When Tom Houle graduated from high school in Wells, Maine, he had no idea he would end up in law enforcement in northern New York. What he did know was he liked mechanics and wanted to work on airplanes — helicopters specifically — and the quickest path to his dream was the United States Air Force. The summer after graduation, he enlisted, served four years as a B-52 H Bomber Crew Chief and during that time realized his interests went beyond helicopter mechanics. He earned a Bachelor’s degree in Aerospace Engineering from Riddle Aeronautical University and then found work with the Naval Surface Warfare Center at Indian Head, Maryland which operated as the Department of Defense Energetics Center. His job was to test the consistency and reliability of energetic matter. In layman’s terms he tested bombs on rockets to see if they would go off when they were supposed to.

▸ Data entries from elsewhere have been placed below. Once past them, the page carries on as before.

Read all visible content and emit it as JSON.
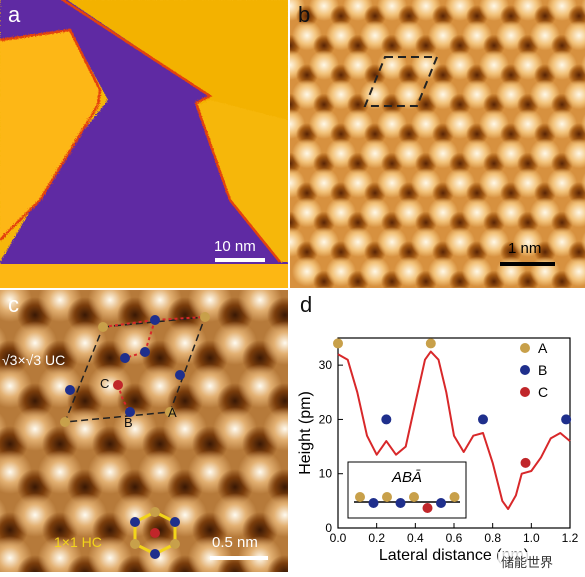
{
  "panels": {
    "a": {
      "label": "a",
      "scale_text": "10 nm"
    },
    "b": {
      "label": "b",
      "scale_text": "1 nm"
    },
    "c": {
      "label": "c",
      "uc_text": "√3×√3 UC",
      "hc_text": "1×1 HC",
      "scale_text": "0.5 nm",
      "site_A": "A",
      "site_B": "B",
      "site_C": "C"
    },
    "d": {
      "label": "d"
    }
  },
  "colors": {
    "A": "#c8a04a",
    "B": "#1f2f8c",
    "C": "#c0262a",
    "curve": "#d8282a",
    "ramp": [
      "#3a1a05",
      "#b06a1a",
      "#fff6e0"
    ]
  },
  "watermark": "储能世界",
  "chart_data": {
    "type": "scatter",
    "title": "",
    "xlabel": "Lateral distance (nm)",
    "ylabel": "Height (pm)",
    "xlim": [
      0,
      1.2
    ],
    "ylim": [
      0,
      35
    ],
    "xticks": [
      "0.0",
      "0.2",
      "0.4",
      "0.6",
      "0.8",
      "1.0",
      "1.2"
    ],
    "yticks": [
      "0",
      "10",
      "20",
      "30"
    ],
    "legend": [
      "A",
      "B",
      "C"
    ],
    "legend_position": "top-right",
    "series": [
      {
        "name": "A",
        "x": [
          0.0,
          0.48
        ],
        "y": [
          34,
          34
        ]
      },
      {
        "name": "B",
        "x": [
          0.25,
          0.75,
          1.18
        ],
        "y": [
          20,
          20,
          20
        ]
      },
      {
        "name": "C",
        "x": [
          0.97
        ],
        "y": [
          12
        ]
      }
    ],
    "curve": {
      "x": [
        0.0,
        0.05,
        0.1,
        0.15,
        0.2,
        0.25,
        0.3,
        0.35,
        0.4,
        0.45,
        0.48,
        0.52,
        0.56,
        0.6,
        0.65,
        0.7,
        0.75,
        0.8,
        0.85,
        0.88,
        0.92,
        0.95,
        1.0,
        1.05,
        1.1,
        1.15,
        1.2
      ],
      "y": [
        32,
        31,
        25,
        17,
        13.5,
        16,
        13.5,
        15,
        23,
        31,
        32.5,
        31,
        25,
        17,
        14,
        17,
        17.5,
        12,
        5,
        3.5,
        6,
        10,
        10.5,
        13,
        16.5,
        17.5,
        16
      ]
    },
    "inset": {
      "text": "ABĀ",
      "atoms": [
        "A",
        "B",
        "A",
        "B",
        "A",
        "C",
        "B",
        "A"
      ]
    }
  }
}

While Houle enjoyed being of service to his country, he found the environment isolating and began to look for something different and closer to home. It was at that time that the New York State Police posted a date for its admission exam. Houle wasted no time signing up and was accepted. During his training, members of the Collision Reconstruction Unit (CRU) came to a class to demonstrate what their work was like. That was when he knew he had found his niche. “I went right up to the investigators after their demonstration and asked how I could go about working for them,” Houle enthused. “I liked the idea of studying unusual events and figuring them out.”

It wasn’t long before newly sworn in Trooper Houle was assigned to the Collision Reconstruction Unit in the Forensic Investigation Division of Troop B which covers the North Country. Members of the unit are dispatched to any serious personal injury accident, any accident — vehicle or otherwise — with death resulting and any major crime within the jurisdiction. “The individuals involved in an incident might be able to say what happened but sometimes, as a result of trauma, they don’t remember. At other times, they are deceased. It’s my job to speak for them.”

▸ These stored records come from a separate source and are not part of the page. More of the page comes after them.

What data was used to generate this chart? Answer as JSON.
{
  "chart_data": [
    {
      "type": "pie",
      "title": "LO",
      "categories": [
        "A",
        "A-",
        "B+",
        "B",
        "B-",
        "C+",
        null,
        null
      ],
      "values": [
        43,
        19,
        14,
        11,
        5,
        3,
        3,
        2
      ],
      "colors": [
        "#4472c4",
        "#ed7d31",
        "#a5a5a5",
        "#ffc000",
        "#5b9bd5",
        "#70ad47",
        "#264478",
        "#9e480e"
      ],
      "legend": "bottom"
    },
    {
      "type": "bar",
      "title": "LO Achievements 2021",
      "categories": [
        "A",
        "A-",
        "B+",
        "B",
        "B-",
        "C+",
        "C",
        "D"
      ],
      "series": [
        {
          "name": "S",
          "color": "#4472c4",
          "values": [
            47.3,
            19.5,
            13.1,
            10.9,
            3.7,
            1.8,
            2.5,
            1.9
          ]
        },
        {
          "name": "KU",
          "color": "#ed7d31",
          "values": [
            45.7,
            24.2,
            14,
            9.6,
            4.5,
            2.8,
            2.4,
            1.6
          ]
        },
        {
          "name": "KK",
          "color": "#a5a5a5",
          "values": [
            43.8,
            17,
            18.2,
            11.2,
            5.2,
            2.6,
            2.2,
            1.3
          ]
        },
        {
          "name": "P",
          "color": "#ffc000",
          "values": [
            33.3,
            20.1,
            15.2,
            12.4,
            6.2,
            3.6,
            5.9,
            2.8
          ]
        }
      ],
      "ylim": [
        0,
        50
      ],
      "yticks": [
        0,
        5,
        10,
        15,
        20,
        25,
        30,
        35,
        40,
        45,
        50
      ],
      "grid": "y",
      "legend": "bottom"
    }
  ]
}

Being detail oriented is a crucial part of Houle’s job as he works to identify, collect and analyze evidence using a variety of tools such as photographs, accelerometers, laser scanners, surveying equipment, and drones. He might even stage a collision to learn or confirm suspicions. “It’s my job to fill in the blanks and find the answers to questions about how an incident happened,” he said.

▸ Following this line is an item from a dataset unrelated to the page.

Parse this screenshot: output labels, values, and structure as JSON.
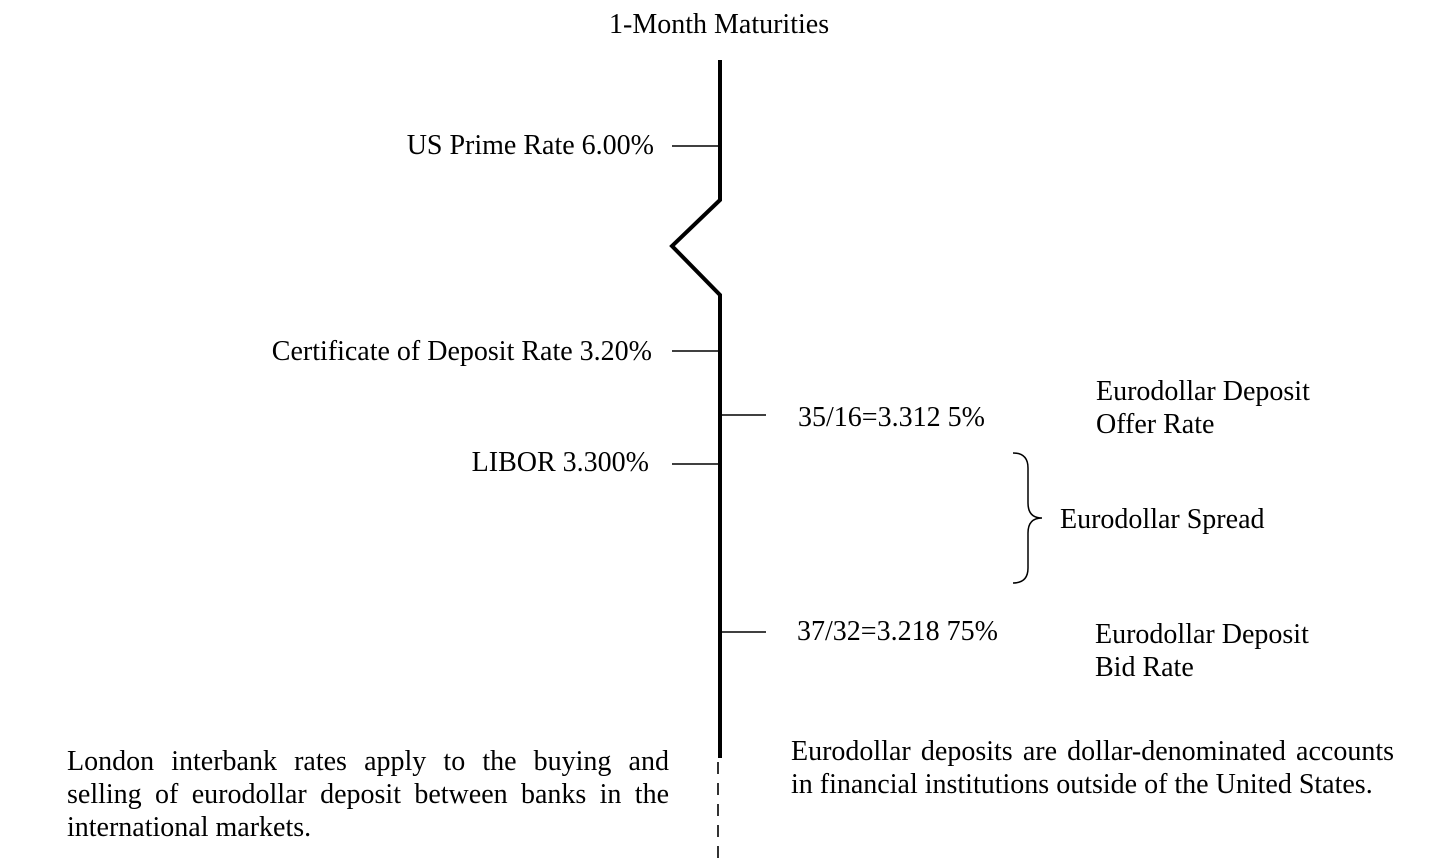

In this complicated process Houle doesn’t work alone. When he is the lead investigator he is responsible for the report and is charged with analyzing a situation and concluding with scientific certainty exactly what transpired. Once his report is complete, he submits it for peer review. At that point one of his colleagues suspends Houle’s findings and walks through the entire investigation. If they don’t come to the same conclusion they review the report until their conclusions match. Only with peer approval does the report go to the Collision Reconstruction Unit (CRU) supervisor for review and approval.

Houle’s initial training and his ongoing education allows him to give expert testimony in criminal and civil courts and his reports are taken as evidentiary. “That’s impactful, because the testimony we are allowed to give can go beyond merely direct knowledge testimony,” he stated.

As I concluded my interview with Tom Houle he explained, “I have always enjoyed helping people and have sought out opportunities to do that. I get to use the scientific concepts that interest me every day. I hope my children are able to find a career and an education as fulfilling as I find mine.”